First, analyze how data is missing. Is it random, or does it follow a pattern? This affects how you handle it.

• **Imputation:**

For **numerical features**, you could fill missing values with mean, median, or use more advanced methods like K-Nearest Neighbors imputation.

For **categorical features**, you might fill missing with the mode (most frequent value) or create a special category like "Unknown".

If missing values are too prevalent or critical, consider dropping those features or samples carefully.

**Why it matters:** Models can’t handle missing data directly, so cleaning this up ensures your model sees complete, reliable inputs.


-----


**2. Encode Categorical Features**

• **Identify categorical variables:** This could be patient gender, blood type, or any non-numeric info.

• **Encoding methods:**

• For **nominal categories** without order (e.g., blood type), use One-Hot Encoding.

• For **ordinal categories** (e.g., disease severity: mild, moderate, severe), use Label Encoding or map them to meaningful numeric scales.

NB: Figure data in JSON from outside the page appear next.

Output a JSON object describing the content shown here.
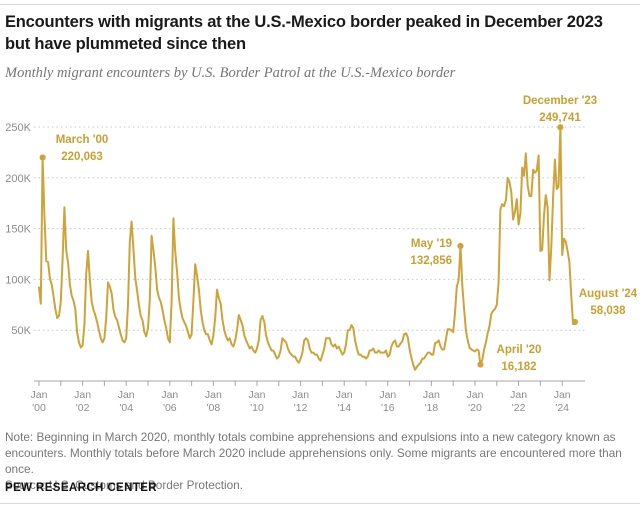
{
  "header": {
    "title_line1": "Encounters with migrants at the U.S.-Mexico border peaked in December 2023",
    "title_line2": "but have plummeted since then",
    "subtitle": "Monthly migrant encounters by U.S. Border Patrol at the U.S.-Mexico border"
  },
  "chart_data": {
    "type": "line",
    "title": "Encounters with migrants at the U.S.-Mexico border peaked in December 2023 but have plummeted since then",
    "xlabel": "",
    "ylabel": "",
    "x_frequency": "monthly",
    "x_start": "January 2000",
    "x_end": "August 2024",
    "values_unit": "thousands of encounters",
    "ylim": [
      0,
      250
    ],
    "grid": "dotted-horizontal",
    "line_color": "#cda33a",
    "values": [
      92,
      76,
      220.063,
      163,
      118,
      117,
      101,
      95,
      84,
      71,
      62,
      64,
      78,
      120,
      171,
      129,
      116,
      95,
      84,
      79,
      71,
      48,
      38,
      33,
      35,
      55,
      105,
      128,
      99,
      78,
      70,
      65,
      58,
      50,
      42,
      38,
      42,
      62,
      97,
      93,
      86,
      70,
      63,
      60,
      53,
      46,
      40,
      38,
      42,
      75,
      137,
      157,
      129,
      101,
      89,
      75,
      64,
      60,
      48,
      44,
      52,
      80,
      143,
      129,
      112,
      90,
      82,
      78,
      70,
      60,
      52,
      42,
      38,
      78,
      160,
      128,
      107,
      82,
      70,
      62,
      58,
      54,
      48,
      42,
      46,
      79,
      115,
      104,
      90,
      70,
      58,
      50,
      46,
      46,
      40,
      36,
      45,
      62,
      90,
      82,
      76,
      60,
      50,
      44,
      40,
      42,
      36,
      34,
      40,
      50,
      65,
      60,
      55,
      45,
      40,
      36,
      32,
      34,
      30,
      28,
      32,
      40,
      60,
      64,
      58,
      45,
      38,
      34,
      30,
      30,
      26,
      22,
      24,
      30,
      42,
      40,
      38,
      32,
      28,
      26,
      24,
      24,
      20,
      18,
      22,
      28,
      40,
      42,
      40,
      32,
      28,
      28,
      26,
      26,
      22,
      20,
      26,
      32,
      42,
      42,
      42,
      36,
      34,
      36,
      32,
      34,
      30,
      26,
      28,
      36,
      50,
      50,
      55,
      52,
      40,
      32,
      26,
      26,
      24,
      24,
      22,
      24,
      30,
      30,
      32,
      28,
      28,
      30,
      28,
      28,
      28,
      30,
      24,
      26,
      34,
      38,
      40,
      34,
      34,
      37,
      39,
      46,
      47,
      43,
      31,
      23,
      16,
      11,
      14,
      16,
      18,
      22,
      22,
      25,
      28,
      28,
      26,
      26,
      37,
      38,
      40,
      34,
      31,
      31,
      41,
      51,
      51,
      50,
      48,
      67,
      93,
      99,
      132.856,
      94,
      71,
      50,
      40,
      33,
      31,
      30,
      29,
      31,
      30,
      16.182,
      21,
      31,
      38,
      47,
      54,
      66,
      69,
      71,
      75,
      97,
      169,
      174,
      172,
      178,
      200,
      196,
      186,
      159,
      166,
      179,
      154,
      165,
      210,
      202,
      224,
      192,
      182,
      182,
      208,
      205,
      207,
      222,
      128,
      129,
      163,
      183,
      171,
      99,
      132,
      181,
      218,
      189,
      191,
      249.741,
      124,
      140,
      137,
      128,
      117,
      83,
      56,
      58.038
    ],
    "y_axis": {
      "ticks": [
        {
          "label": "250K",
          "value": 250
        },
        {
          "label": "200K",
          "value": 200
        },
        {
          "label": "150K",
          "value": 150
        },
        {
          "label": "100K",
          "value": 100
        },
        {
          "label": "50K",
          "value": 50
        }
      ]
    },
    "x_axis": {
      "month_label": "Jan",
      "year_labels": [
        "'00",
        "'02",
        "'04",
        "'06",
        "'08",
        "'10",
        "'12",
        "'14",
        "'16",
        "'18",
        "'20",
        "'22",
        "'24"
      ]
    },
    "annotations": [
      {
        "id": "march00",
        "index": 2,
        "date_label": "March '00",
        "value_label": "220,063"
      },
      {
        "id": "may19",
        "index": 232,
        "date_label": "May '19",
        "value_label": "132,856"
      },
      {
        "id": "april20",
        "index": 243,
        "date_label": "April '20",
        "value_label": "16,182"
      },
      {
        "id": "dec23",
        "index": 287,
        "date_label": "December '23",
        "value_label": "249,741"
      },
      {
        "id": "aug24",
        "index": 295,
        "date_label": "August '24",
        "value_label": "58,038"
      }
    ]
  },
  "footer": {
    "note_line1": "Note: Beginning in March 2020, monthly totals combine apprehensions and expulsions into a new category known as",
    "note_line2": "encounters. Monthly totals before March 2020 include apprehensions only. Some migrants are encountered more than once.",
    "source_line": "Source: U.S. Customs and Border Protection.",
    "brand": "PEW RESEARCH CENTER"
  }
}
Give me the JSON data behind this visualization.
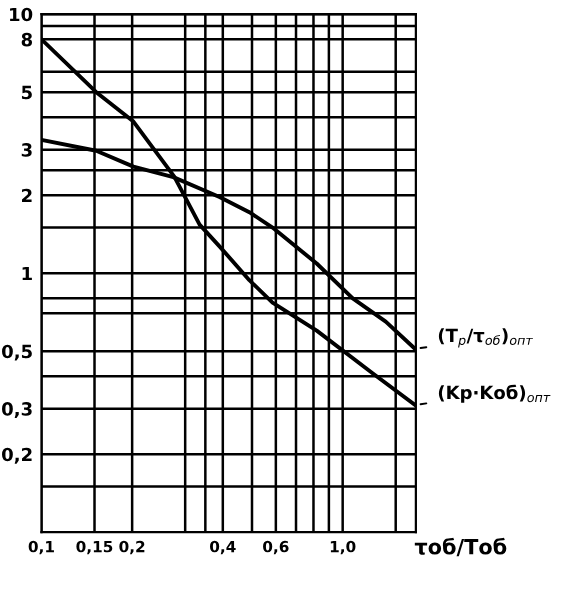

• **Why it matters:** Machine learning models, including Decision Trees, require numeric input, so encoding transforms your data into a digestible form.

------

**3. Train a Decision Tree Model**

• **Split the data**: Use an 80-20 or 70-30 split between training and test sets, or use cross-validation to ensure your results generalize.

• **Initialize the model**: Start with a default Decision Tree classifier.

• **Train on processed data**: Fit the model on your training data.

• **Why Decision Trees**: They handle mixed data types well, are interpretable (important in healthcare), and can capture nonlinear patterns

--------

**4. Tune Hyperparameters**

• **Key hyperparameters to tune:**
    
   • max_depth: controls tree complexity, balancing underfitting and overfitting.

   • min_samples_split and min_samples_leaf: control how many samples needed to split or be a leaf node, affecting generalization.

   • max_features: number of features to consider at each split.

• **Use GridSearchCV or RandomizedSearchCV**: Explore combinations systematically with cross-validation to find the sweet spot.

• **Why tuning matters**: Proper tuning prevents overfitting or underfitting, improving the model’s predictive power on unseen data.


-------------

**5. Evaluate Performance**

**Metrics:**

For classification, consider Accuracy, Precision, Recall, F1-score, and ROC-AUC.

In healthcare, Recall (sensitivity) is often critical — you want to catch as many patients with the disease as possible, even at the cost of some false positives.

**Validation**: Use a separate test set or cross-validation to ensure your model performs reliably.

**Interpretability**: Use feature importance and decision tree visualization to explain model decisions to clinicians and stakeholders.


-----



**Business Value of This Model**

**Early detection**: Predicting disease early means patients can receive timely treatment, improving outcomes and reducing healthcare costs.

**Resource optimization**: Helps healthcare providers prioritize high-risk patients for screening or intervention, making better use of limited resources.

**Personalized care**: Tailors monitoring and care plans based on individual risk, improving patient satisfaction and effectiveness.

**Data-driven decisions**: Provides actionable insights backed by data, enabling the company to develop better products, policies, or outreach programs.

**Trust and transparency**: Decision Trees’ interpretability supports building trust with clinicians, regulators, and patients, crucial in healthcare.